Medgar, who was a World War II veteran, was famously known for his work as a civil rights leader. In 1954, he became secretary of the Mississippi NAACP where he worked tirelessly to organize voter registration drives and boycotts that pushed for racial equality. On June 12, 1963, he was fatally shot outside of his family residence by a white supremacist who was not convicted of his murder until 1994.
His widow, Myrlie, continued the work of her husband as a civil rights leader and journalist who served as chairwoman of the NAACP from 1995 to 1998.
“Medgar and Myrlie Evers are heroes whose contributions to the advancement of civil rights in Mississippi and our nation cannot be overstated,” NBC News reports U.S. Sen. Roger Wicker saying in a statement. He and Mississippi Republican Sen. Cindy Hyde-Smith co-sponsored the proposal.

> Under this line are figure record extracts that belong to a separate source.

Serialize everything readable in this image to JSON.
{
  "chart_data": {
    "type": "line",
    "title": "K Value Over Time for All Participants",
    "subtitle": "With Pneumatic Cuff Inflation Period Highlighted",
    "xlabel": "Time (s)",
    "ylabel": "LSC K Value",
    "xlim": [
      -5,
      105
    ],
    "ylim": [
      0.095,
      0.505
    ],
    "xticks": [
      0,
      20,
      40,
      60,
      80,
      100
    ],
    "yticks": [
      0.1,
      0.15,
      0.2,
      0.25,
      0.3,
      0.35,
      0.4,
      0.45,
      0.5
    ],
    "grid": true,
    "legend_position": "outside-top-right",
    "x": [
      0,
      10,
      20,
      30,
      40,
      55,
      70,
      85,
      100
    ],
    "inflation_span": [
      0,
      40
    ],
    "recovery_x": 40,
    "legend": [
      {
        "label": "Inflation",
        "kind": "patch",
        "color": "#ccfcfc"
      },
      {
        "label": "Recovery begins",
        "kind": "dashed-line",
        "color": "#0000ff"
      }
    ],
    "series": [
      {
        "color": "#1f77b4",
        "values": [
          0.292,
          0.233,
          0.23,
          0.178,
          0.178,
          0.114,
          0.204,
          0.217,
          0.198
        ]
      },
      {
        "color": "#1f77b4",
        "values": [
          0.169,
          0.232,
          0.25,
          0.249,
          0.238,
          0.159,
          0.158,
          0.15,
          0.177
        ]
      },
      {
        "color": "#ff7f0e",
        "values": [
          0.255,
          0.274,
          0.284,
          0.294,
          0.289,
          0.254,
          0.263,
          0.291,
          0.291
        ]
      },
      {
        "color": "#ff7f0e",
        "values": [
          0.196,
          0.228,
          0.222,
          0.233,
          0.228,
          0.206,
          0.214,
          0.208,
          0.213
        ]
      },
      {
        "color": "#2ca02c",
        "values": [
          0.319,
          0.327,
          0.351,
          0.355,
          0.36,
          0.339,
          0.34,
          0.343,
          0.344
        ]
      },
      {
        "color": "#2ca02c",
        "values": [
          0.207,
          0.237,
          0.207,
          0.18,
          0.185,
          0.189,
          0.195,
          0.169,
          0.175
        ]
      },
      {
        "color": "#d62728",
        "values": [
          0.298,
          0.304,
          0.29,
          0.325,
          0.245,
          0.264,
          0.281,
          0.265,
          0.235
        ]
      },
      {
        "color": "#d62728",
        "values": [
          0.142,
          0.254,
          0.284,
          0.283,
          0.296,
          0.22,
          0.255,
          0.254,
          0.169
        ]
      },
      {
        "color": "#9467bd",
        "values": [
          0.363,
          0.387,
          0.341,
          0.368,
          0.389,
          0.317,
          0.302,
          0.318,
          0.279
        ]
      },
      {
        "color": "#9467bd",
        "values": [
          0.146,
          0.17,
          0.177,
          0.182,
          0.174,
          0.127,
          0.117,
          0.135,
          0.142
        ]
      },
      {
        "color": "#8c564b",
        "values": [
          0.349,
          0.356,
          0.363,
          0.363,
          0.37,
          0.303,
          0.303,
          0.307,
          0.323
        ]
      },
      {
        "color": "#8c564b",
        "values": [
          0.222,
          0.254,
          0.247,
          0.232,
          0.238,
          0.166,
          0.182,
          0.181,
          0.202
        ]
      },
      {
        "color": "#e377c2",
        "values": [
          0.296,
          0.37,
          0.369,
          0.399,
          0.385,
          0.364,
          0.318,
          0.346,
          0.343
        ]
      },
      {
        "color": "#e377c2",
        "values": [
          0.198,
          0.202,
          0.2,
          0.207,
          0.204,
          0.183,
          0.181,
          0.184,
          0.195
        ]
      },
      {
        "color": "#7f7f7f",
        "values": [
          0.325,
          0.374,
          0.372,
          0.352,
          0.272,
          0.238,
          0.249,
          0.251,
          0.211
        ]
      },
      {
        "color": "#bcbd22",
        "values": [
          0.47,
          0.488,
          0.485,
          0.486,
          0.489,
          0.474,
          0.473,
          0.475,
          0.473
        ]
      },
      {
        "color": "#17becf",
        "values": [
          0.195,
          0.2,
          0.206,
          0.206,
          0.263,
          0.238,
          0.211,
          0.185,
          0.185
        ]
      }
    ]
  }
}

In 1993, the Evers family donated the three-bedroom home to the HBCU, Tougaloo College, where it was open by appointment for tours. It will now be taken over by the federal government, a move that the college supports, as it prepares to become a national monument.
Ben West of the National Park Service told Mississippi Public Broadcasting that after the president officially signs the proposal, the next steps will be to work with Tougaloo College, the Evers family and local neighbors, as the project could expand to nearby houses as part of the historic district.